This op-ed originally appeared on AOL News, January 24, 2011
Thirty years ago my infant son was diagnosed with a rare genetic disorder that make even common cold germs potentially life threatening. His disorder -- clinically termed a primary immunodeficiency disease -- started me on my career as a patient activist.
Today, my son -- and thousands of others suffering similar diseases -- is leading a normal productive life without fear of becoming desperately ill from a minor infection, thanks in large part to a "biologic" drug called immunoglobulin therapy. It does for him what his body's natural immune system cannot.
But this life-saving treatment is now being threatened by the potential that the Food and Drug Administration could allow cheaper, less rigorously tested, and allegedly similar, versions of the medicines into the market.
Biologics are expensive. There's no question.
They are prescription drugs created through biological processes instead of the chemical processes used to produce conventional drugs. It's like the difference between churning out plant food in a factory and cultivating an orchid in a greenhouse. And immunoglobulin therapy is a very complex biologic prepared from plasma pooled from thousands of donors.

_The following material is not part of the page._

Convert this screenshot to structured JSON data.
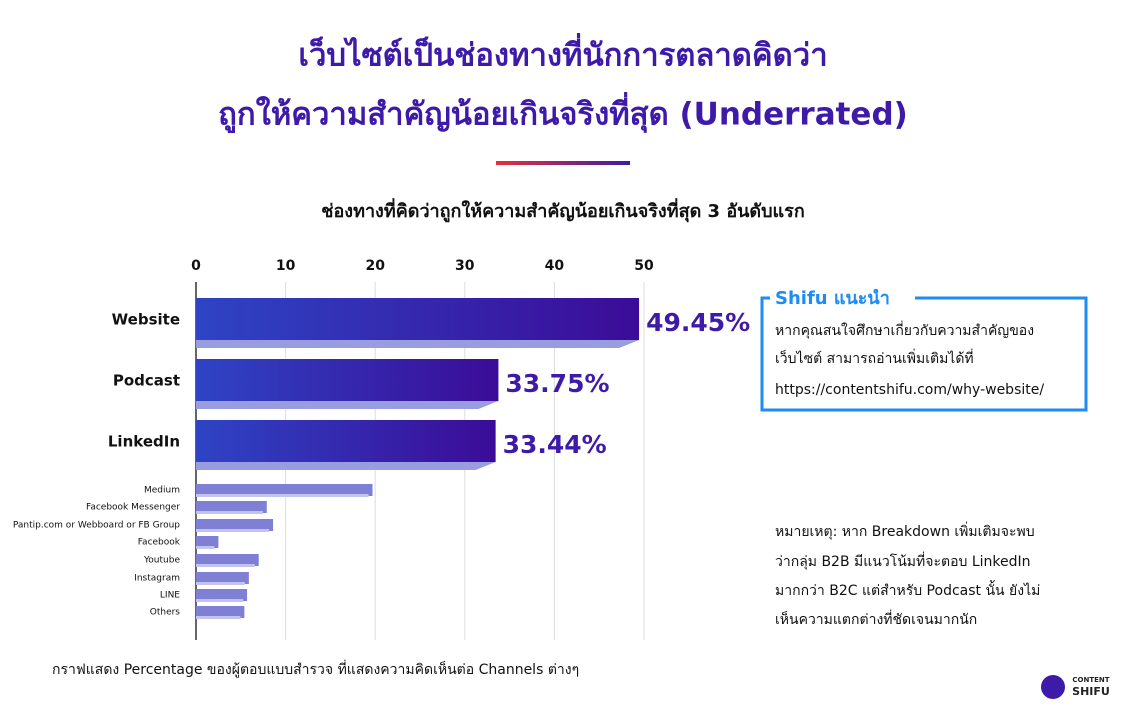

To cut the cost of these medicines, the FDA is considering a plan that would approve minimally tested substitute drugs, called "biosimilars." In theory, generic versions of simpler chemical drugs are identical to the originals, at least in terms of chemical formula. However, that is not the case with biosimilars. As the name suggests, they are similar but not identical to the original biologics.
Why does this matter?
Compared to the chemical manufacturing process that produces the prescription medicines that most Americans use, the sophistication and uniqueness of the production process for biologics makes it difficult to produce a biosimilar.
And compared to the process for producing chemical drugs, the complicated process of creating a biologic can be affected by very subtle changes in conditions.
The problem is that even small variations in the creation process can make a given biologic ineffective or even dangerous for certain patients. For immunoglobulins, what may appear as minor differences in manufacturing can result in serious, life-threatening adverse events in some patients.
Of course, the additional care and investment involved in producing biologics makes these drugs very expensive. But biologics' success in treating primary immunodeficiencies and other diseases has made them the fastest growing segment of the pharmaceutical market.
As a result, there is a huge potential market for lower cost biosimilars. As a patient advocate and a mother, I recognize the desire to have additional biological products available with the goal of lower patient cost.
As a mother and a patient advocate, I would love to see the price of biologic drugs reduced but not at the cost of endangering the patients, including my son, who depend on them.
This is the message that I and other patient advocates brought to the FDA during a recent hearing on biosimilars. We urged the FDA not to cave in to industry pressure and short-circuit the screening and testing process or "pathway" required for biosimilars.
The FDA has protected America from ineffective and dangerous drugs for a century. This is no time to compromise that tradition.
Marcia Boyle is the president and founder of the Immune Deficiency Foundation, the national patient advocacy organization devoted to improving the diagnosis, treatment and quality of life for the nearly 250,000 diagnosed Americans living with primary immunodeficiency diseases.